Solve: elimination amplifies the error into noise.
Search: the secret is a needle in a qⁿ haystack.
Both stay easy here only because n and q are tiny.

Dimension

Modulus

Mode

Noise width: +/- 1

Reveal secret & error

The public samples

Each row is one equation. Cells are colored by magnitude in balanced form (calm = small, red = large). With reveal on you can see b = ⟨a,s⟩ + e.

No error: elimination recovers the secret instantly. Now raise the noise slider.

Why the error changes everything

Without noise: trivial

Set the noise to zero. Pick n equations, invert the matrix mod q, and read off the secret. Gaussian elimination solves it in a blink. Public-key crypto cannot live here, because anyone can do the same.

With noise: elimination self-destructs

Add a tiny error and solve again. Elimination multiplies rows by constants mod q, and those multipliers turn an error of ±1 into a value spread across all of Z_q. The recovered secret is garbage. The structure that made it easy is exactly what the noise destroys.
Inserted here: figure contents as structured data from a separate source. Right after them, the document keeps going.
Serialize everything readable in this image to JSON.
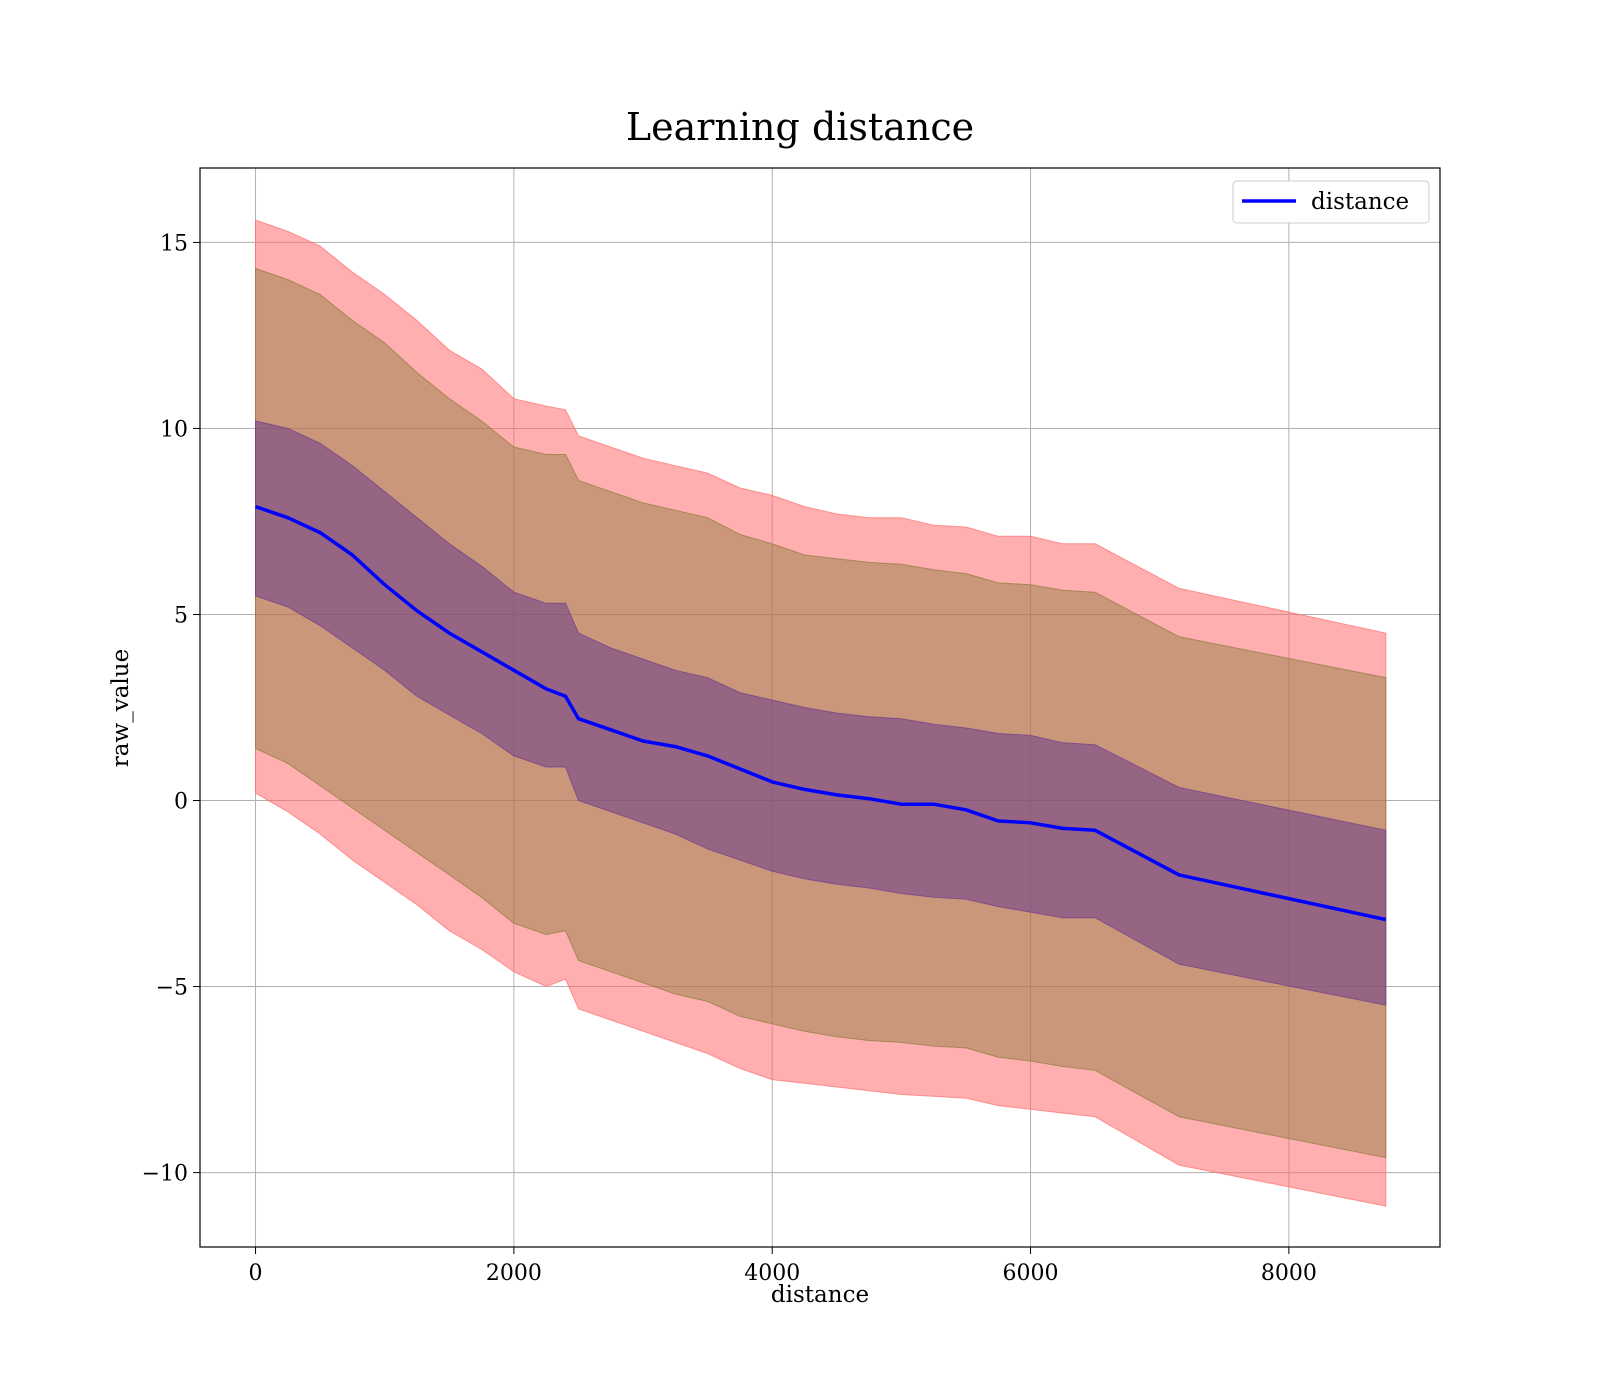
{
  "chart_data": {
    "type": "line",
    "title": "Learning distance",
    "xlabel": "distance",
    "ylabel": "raw_value",
    "xlim": [
      -430,
      9170
    ],
    "ylim": [
      -12.0,
      17.0
    ],
    "xticks": [
      0,
      2000,
      4000,
      6000,
      8000
    ],
    "xtick_labels": [
      "0",
      "2000",
      "4000",
      "6000",
      "8000"
    ],
    "yticks": [
      -10,
      -5,
      0,
      5,
      10,
      15
    ],
    "ytick_labels": [
      "−10",
      "−5",
      "0",
      "5",
      "10",
      "15"
    ],
    "grid": true,
    "legend": {
      "position": "top-right",
      "entries": [
        "distance"
      ]
    },
    "colors": {
      "mean_line": "#0000ff",
      "band_outer": "#ff6e6e",
      "band_mid": "#8c7a3c",
      "band_inner": "#6e3c8c"
    },
    "x": [
      0,
      250,
      500,
      750,
      1000,
      1250,
      1500,
      1750,
      2000,
      2250,
      2400,
      2500,
      2750,
      3000,
      3250,
      3500,
      3750,
      4000,
      4250,
      4500,
      4750,
      5000,
      5250,
      5500,
      5750,
      6000,
      6250,
      6500,
      7150,
      8750
    ],
    "series": [
      {
        "name": "distance",
        "values": [
          7.9,
          7.6,
          7.2,
          6.6,
          5.8,
          5.1,
          4.5,
          4.0,
          3.5,
          3.0,
          2.8,
          2.2,
          1.9,
          1.6,
          1.45,
          1.2,
          0.85,
          0.5,
          0.3,
          0.15,
          0.05,
          -0.1,
          -0.1,
          -0.25,
          -0.55,
          -0.6,
          -0.75,
          -0.8,
          -2.0,
          -3.2
        ]
      }
    ],
    "bands": [
      {
        "lower": [
          0.2,
          -0.3,
          -0.9,
          -1.6,
          -2.2,
          -2.8,
          -3.5,
          -4.0,
          -4.6,
          -5.0,
          -4.8,
          -5.6,
          -5.9,
          -6.2,
          -6.5,
          -6.8,
          -7.2,
          -7.5,
          -7.6,
          -7.7,
          -7.8,
          -7.9,
          -7.95,
          -8.0,
          -8.2,
          -8.3,
          -8.4,
          -8.5,
          -9.8,
          -10.9
        ],
        "upper": [
          15.6,
          15.3,
          14.9,
          14.2,
          13.6,
          12.9,
          12.1,
          11.6,
          10.8,
          10.6,
          10.5,
          9.8,
          9.5,
          9.2,
          9.0,
          8.8,
          8.4,
          8.2,
          7.9,
          7.7,
          7.6,
          7.6,
          7.4,
          7.35,
          7.1,
          7.1,
          6.9,
          6.9,
          5.7,
          4.5
        ]
      },
      {
        "lower": [
          1.4,
          1.0,
          0.4,
          -0.2,
          -0.8,
          -1.4,
          -2.0,
          -2.6,
          -3.3,
          -3.6,
          -3.5,
          -4.3,
          -4.6,
          -4.9,
          -5.2,
          -5.4,
          -5.8,
          -6.0,
          -6.2,
          -6.35,
          -6.45,
          -6.5,
          -6.6,
          -6.65,
          -6.9,
          -7.0,
          -7.15,
          -7.25,
          -8.5,
          -9.6
        ],
        "upper": [
          14.3,
          14.0,
          13.6,
          12.9,
          12.3,
          11.5,
          10.8,
          10.2,
          9.5,
          9.3,
          9.3,
          8.6,
          8.3,
          8.0,
          7.8,
          7.6,
          7.15,
          6.9,
          6.6,
          6.5,
          6.4,
          6.35,
          6.2,
          6.1,
          5.85,
          5.8,
          5.65,
          5.6,
          4.4,
          3.3
        ]
      },
      {
        "lower": [
          5.5,
          5.2,
          4.7,
          4.1,
          3.5,
          2.8,
          2.3,
          1.8,
          1.2,
          0.9,
          0.9,
          0.0,
          -0.3,
          -0.6,
          -0.9,
          -1.3,
          -1.6,
          -1.9,
          -2.1,
          -2.25,
          -2.35,
          -2.5,
          -2.6,
          -2.65,
          -2.85,
          -3.0,
          -3.15,
          -3.15,
          -4.4,
          -5.5
        ],
        "upper": [
          10.2,
          10.0,
          9.6,
          9.0,
          8.3,
          7.6,
          6.9,
          6.3,
          5.6,
          5.3,
          5.3,
          4.5,
          4.1,
          3.8,
          3.5,
          3.3,
          2.9,
          2.7,
          2.5,
          2.35,
          2.25,
          2.2,
          2.05,
          1.95,
          1.8,
          1.75,
          1.55,
          1.5,
          0.35,
          -0.8
        ]
      }
    ]
  }
}
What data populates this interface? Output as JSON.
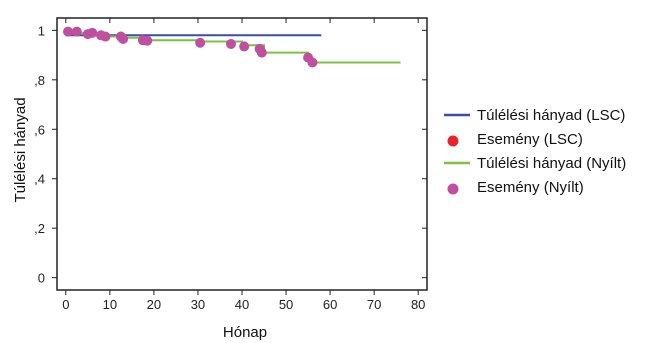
{
  "chart_data": {
    "type": "line",
    "xlabel": "Hónap",
    "ylabel": "Túlélési hányad",
    "xlim": [
      -2,
      82
    ],
    "ylim": [
      -0.05,
      1.05
    ],
    "xticks": [
      0,
      10,
      20,
      30,
      40,
      50,
      60,
      70,
      80
    ],
    "xtick_labels": [
      "0",
      "10",
      "20",
      "30",
      "40",
      "50",
      "60",
      "70",
      "80"
    ],
    "yticks": [
      0,
      0.2,
      0.4,
      0.6,
      0.8,
      1
    ],
    "ytick_labels": [
      "0",
      ",2",
      ",4",
      ",6",
      ",8",
      "1"
    ],
    "legend_position": "right",
    "series": [
      {
        "name": "Túlélési hányad (LSC)",
        "kind": "step",
        "color": "#3a4fa8",
        "x": [
          0,
          58
        ],
        "y": [
          0.98,
          0.98
        ]
      },
      {
        "name": "Esemény (LSC)",
        "kind": "points",
        "color": "#e8262a",
        "x": [],
        "y": []
      },
      {
        "name": "Túlélési hányad (Nyílt)",
        "kind": "step",
        "color": "#7cc242",
        "x": [
          0,
          2,
          5,
          8,
          12,
          18,
          30,
          40,
          45,
          55,
          56,
          76
        ],
        "y": [
          1.0,
          0.99,
          0.98,
          0.975,
          0.97,
          0.96,
          0.955,
          0.94,
          0.91,
          0.89,
          0.87,
          0.87
        ]
      },
      {
        "name": "Esemény (Nyílt)",
        "kind": "points",
        "color": "#c0509f",
        "x": [
          0.5,
          2.5,
          5,
          6,
          8,
          9,
          12.5,
          13,
          17.5,
          18.5,
          30.5,
          37.5,
          40.5,
          44,
          44.5,
          55,
          56
        ],
        "y": [
          0.995,
          0.995,
          0.985,
          0.99,
          0.98,
          0.975,
          0.975,
          0.965,
          0.96,
          0.958,
          0.95,
          0.945,
          0.935,
          0.925,
          0.91,
          0.89,
          0.87
        ]
      }
    ]
  }
}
Search is the honest route

The only reliable way back is to look for the secret whose equations all have small residuals. In the heatmap the true secret is the one low-residual spot in a field of noise. Here you can scan all qⁿ candidates. At n = 768 over q = 3329 (real ML-KEM), that space is astronomically large.

It is a lattice problem

The rows of A define a lattice, and b sits close to the lattice point given by the secret. Recovering s is Bounded Distance Decoding: the Closest Vector Problem you can drag in the Lattices tab, lifted into high dimension over a finite field.

From this demo to module-lattice PQC

Module-LWE

ML-KEM does not use plain LWE. It uses Module-LWE, where the entries are small polynomials instead of single numbers. It is the same shape, b = A·s + e, with extra structure that shrinks key sizes and speeds up the math, while keeping the hardness.

Real parameters

ML-KEM uses q = 3329 with rank up to 4 over degree-256 polynomials, so the effective dimension is in the high hundreds. The error is a small centered binomial. Those choices put the closest-vector search far out of reach of both classical and quantum computers.

Why quantum does not help

Shor breaks RSA because factoring hides a periodic structure. LWE has no such structure for a quantum Fourier transform to expose. The best quantum attacks only speed up the search modestly, which is why module-lattice assumptions anchor the post-quantum standards.

Try it next door

Once the geometry clicks, the ML-KEM tab runs the standardized Module-LWE KEM. The ML-DSA tab shows the related module-lattice signature construction.

Challenge 1: Break it, then watch it heal

Do this: In Solve mode, drag the noise slider to 0. The recovered secret matches the true secret exactly.

Now: Nudge the noise to +/- 1. The same secret and matrix, but the recovered answer is suddenly wrong. Look at how big the error became after elimination.

Challenge 2: Find the needle

Do this: Switch to Search mode with n = 2. One cell glows green: the secret. Click it to confirm every residual is small.

Now: Click a nearby dark cell. Its residuals jump to random size. That sharp contrast is what hides the secret, and it only sharpens as the dimension grows.

Challenge 3: Feel the blow-up

Do this: In Search mode, switch n from 2 to 3 and read the search-space size in the readout. Going from q² to q³ multiplies it by q.

Real ML-KEM lives at effective dimension in the hundreds. Each extra dimension multiplies the haystack again.

Security model

Everything runs in your browser with no network calls. All arithmetic (modular inverse, Gaussian elimination, residual search) is plain JavaScript over a small prime. These are teaching parameters and are not secure; the standardized schemes use module-lattice problems in high dimension.